14th May 2003, 23:08
One Copper on the BBC website commented that the traffic jams very very realistic and plausible.

Tinstaafl, obviously there was a lot of embellishment to make the programme more dramatic, it was meant to be entertainment after all, but despite a lot of errors in the detail it also raised some serious questions. Have a look at the thread on the ATC forum.

15th May 2003, 00:29

You can watch it all on-line by clicking HERE (http://news.bbc.co.uk/olmedia/cta/progs/03/one_offs/britainstopped13may.ram)

Hope that helps.



15th May 2003, 01:00
This is an extract from the ATC Forum (as I'm not a Heathrow controller):

The missed approach alarm is pressed by the tower arrivals controller in the event of a go-around. It sets off simultaneous alarms in TC, Thames Radar and Northolt and is paticularly useful in the event of an unexpected go-around.

The standard missed approach is designed to keep the go-around away from departing traffic (for example with comms failure), however the departures and arrivals controllers tend to be more proactive, providing early turns, altitude restrictions etc.

The worst case scenario, is CSA going round off 09L with radio fail and not following the standard missed approach(as it didn't in the TV show) and the northbound departure off 09R getting airborne and switching over frequency to London before being instructed to.

15th May 2003, 07:17
It all seemed very feasible to we earthbound misfits up to the go around sequence.
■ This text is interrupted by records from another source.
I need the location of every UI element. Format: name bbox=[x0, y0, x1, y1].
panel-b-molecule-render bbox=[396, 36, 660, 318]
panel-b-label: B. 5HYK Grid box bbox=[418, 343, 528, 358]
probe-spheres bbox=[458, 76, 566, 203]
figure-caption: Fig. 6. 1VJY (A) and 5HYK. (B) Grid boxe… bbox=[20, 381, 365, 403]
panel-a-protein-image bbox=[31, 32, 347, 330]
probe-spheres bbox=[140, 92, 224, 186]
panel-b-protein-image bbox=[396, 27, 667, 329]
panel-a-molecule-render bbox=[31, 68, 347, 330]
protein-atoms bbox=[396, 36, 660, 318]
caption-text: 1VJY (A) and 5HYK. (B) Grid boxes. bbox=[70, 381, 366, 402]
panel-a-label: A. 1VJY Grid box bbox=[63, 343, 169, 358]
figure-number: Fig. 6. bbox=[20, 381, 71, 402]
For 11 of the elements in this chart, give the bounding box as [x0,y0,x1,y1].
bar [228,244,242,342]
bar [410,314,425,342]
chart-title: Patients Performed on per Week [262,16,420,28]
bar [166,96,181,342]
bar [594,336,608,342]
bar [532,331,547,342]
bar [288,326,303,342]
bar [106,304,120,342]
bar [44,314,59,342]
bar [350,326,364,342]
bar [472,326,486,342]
Can't remember which way around the runways were, but if they were using 27L as the take off runway, then surely, no aircraft using 27R to land, faced with a go arung call from the ground would turn left to encroach on the flightpath of A/C taking off from 27L:confused: Shame really 'cos until then it all seemed quite plausible and rather scareing

15th May 2003, 21:04
what is the general view of air traffic control??

are they respected as intellectual pros, that remain calm under pressure and work to the limit of their endurance?

or are they all "Eddie punch clocks" whos greatest achievment in life was being on the wheel of fortune. I cant decide!!!

16th May 2003, 01:59
The "go around alarm" has been in existance for many many years, certainly at least 11 and I suspect a great deal longer.

As a piece of drama it was scaremongering to a high degree.
The inaccuracies in procedure were many, that isn't to say that a midair could not or would not occur and as ATCOs we are not complacent .

Read the ATC forums view on the programme for those with little knowledge it would be enlightning. To most of the general viewing public we are the guys with Ping Pong bats , so I assume they believe every bit of the [email protected] that was purported to be ATC in this BBC Drama.

Wedge the answer to the question of Diversions, each aircraft will have filed a diversionary airfield in its flightplan . If that airfield is unavailable then an alternative will be found including if necessary Military airfields such as Brize and Lyneham who themselves use Civil airfields as Diversion airfilelds for their flights if necessary, however Flow control would have been imposed long before this happened and fewer aircraft would have been holding than was expressed in this Drama.